Ces derniers mois ont été marqués par une série d’incidents impliquant des drones étrangers, notamment russes et biélorusses, qui ont pénétré dans l’espace aérien européen. Des incursions en Pologne et en Estonie ont notamment donné lieu à des consultations avec les alliés militaires de l’OTAN.

Mais même si des start-up et des petites usines de drones voient le jour sur le continent, des goulets d’étranglement et des problèmes liés à la chaîne d’approvisionnement apparaissent. Le marché est peuplé d’entreprises qui en sont pour la plupart au stade de la recherche et du développement, selon le magazine Sifted.

Nouvel acteur sur le marché, STARK, qui n’a que 18 mois d’existence, ne sera par exemple en mesure d’augmenter considérablement sa production qu’à partir de l’année prochaine, selon son directeur-général Philip Lockwood.

« Passer d’une capacité de production nulle à des milliers de systèmes par an prendra un peu de temps », a-t-il confié à Euractiv. La chaîne d’approvisionnement est le point de rupture dans ce processus, a-t-il ajouté.

Trouver des fonds

Le mode de financement d’une initiative type ASAP pour les drones n’est pas encore clair. Les sources n’ont pas été en mesure de dire si le financement proviendrait du budget actuel de l’UE ou d’instruments existants.

Les instruments existants qui pourraient contribuer sont les fonds de cohésion, les prêts SAFE, les fonds de lutte contre les pandémies qui doivent être ouverts à des fins de défense, et le programme pour l’industrie européenne de la défense (EDIP) qui sera bientôt adopté.

Les responsables de l’OTAN ont également demandé aux Alliés d’investir dans les drones et les équipements de lutte contre les drones, et pas seulement dans les armes traditionnelles telles que les systèmes sophistiqués de défense aérienne Patriot basés au sol ou les avions de chasse.
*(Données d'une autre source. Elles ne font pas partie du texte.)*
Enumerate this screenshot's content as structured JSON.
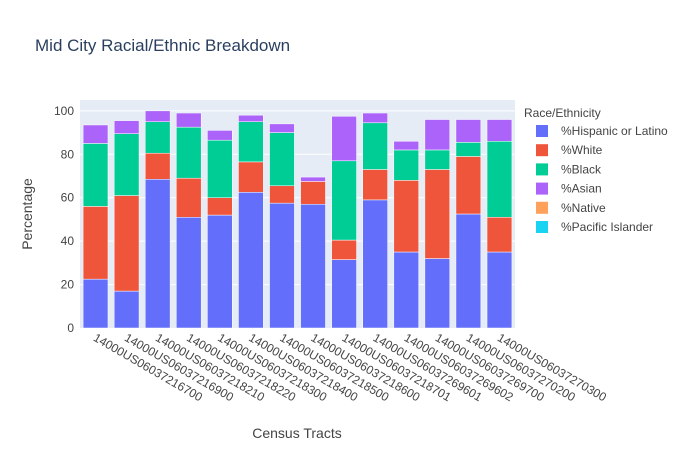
{
  "chart_data": {
    "type": "bar",
    "stacked": true,
    "title": "Mid City Racial/Ethnic Breakdown",
    "xlabel": "Census Tracts",
    "ylabel": "Percentage",
    "ylim": [
      0,
      105
    ],
    "yticks": [
      0,
      20,
      40,
      60,
      80,
      100
    ],
    "grid": true,
    "legend_title": "Race/Ethnicity",
    "legend_position": "right",
    "categories": [
      "14000US06037216700",
      "14000US06037216900",
      "14000US06037218210",
      "14000US06037218220",
      "14000US06037218300",
      "14000US06037218400",
      "14000US06037218500",
      "14000US06037218600",
      "14000US06037218701",
      "14000US06037269601",
      "14000US06037269602",
      "14000US06037269700",
      "14000US06037270200",
      "14000US06037270300"
    ],
    "series": [
      {
        "name": "%Hispanic or Latino",
        "color": "#636efa",
        "values": [
          22.5,
          17.0,
          68.5,
          51.0,
          52.0,
          62.5,
          57.5,
          57.0,
          31.5,
          59.0,
          35.0,
          32.0,
          52.5,
          35.0
        ]
      },
      {
        "name": "%White",
        "color": "#ef553b",
        "values": [
          33.5,
          44.0,
          12.0,
          18.0,
          8.0,
          14.0,
          8.0,
          10.5,
          9.0,
          14.0,
          33.0,
          41.0,
          26.5,
          16.0
        ]
      },
      {
        "name": "%Black",
        "color": "#00cc96",
        "values": [
          29.0,
          28.5,
          14.5,
          23.5,
          26.5,
          18.5,
          24.5,
          0.0,
          36.5,
          21.5,
          14.0,
          9.0,
          6.5,
          35.0
        ]
      },
      {
        "name": "%Asian",
        "color": "#ab63fa",
        "values": [
          8.5,
          6.0,
          5.0,
          6.5,
          4.5,
          3.0,
          4.0,
          2.0,
          20.5,
          4.5,
          4.0,
          14.0,
          10.5,
          10.0
        ]
      },
      {
        "name": "%Native",
        "color": "#ffa15a",
        "values": [
          0,
          0,
          0,
          0,
          0,
          0,
          0,
          0,
          0,
          0,
          0,
          0,
          0,
          0
        ]
      },
      {
        "name": "%Pacific Islander",
        "color": "#19d3f3",
        "values": [
          0,
          0,
          0,
          0,
          0,
          0,
          0,
          0,
          0,
          0,
          0,
          0,
          0,
          0
        ]
      }
    ],
    "colors": {
      "plot_bg": "#e5ecf6",
      "grid": "#ffffff",
      "text": "#444444",
      "title": "#2a3f5f"
    }
  }
}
« Il n’est pas viable d’abattre des drones coûtant plusieurs milliers d’euros avec des missiles coûtant entre un demi-million d’euros et plusieurs millions d’euros », déclarait le secrétaire général de l’OTAN, Mark Rutte, en septembre. « Vous avez besoin de vos intercepteurs de drones », expliquait-il dans le cadre du déploiement anti-drones de l’Alliance sur son flanc oriental.

La Commission européenne avait proposé de prolonger le programme ASAP initial, avec la participation des pays, bien que le règlement ait officiellement expiré en juin dernier.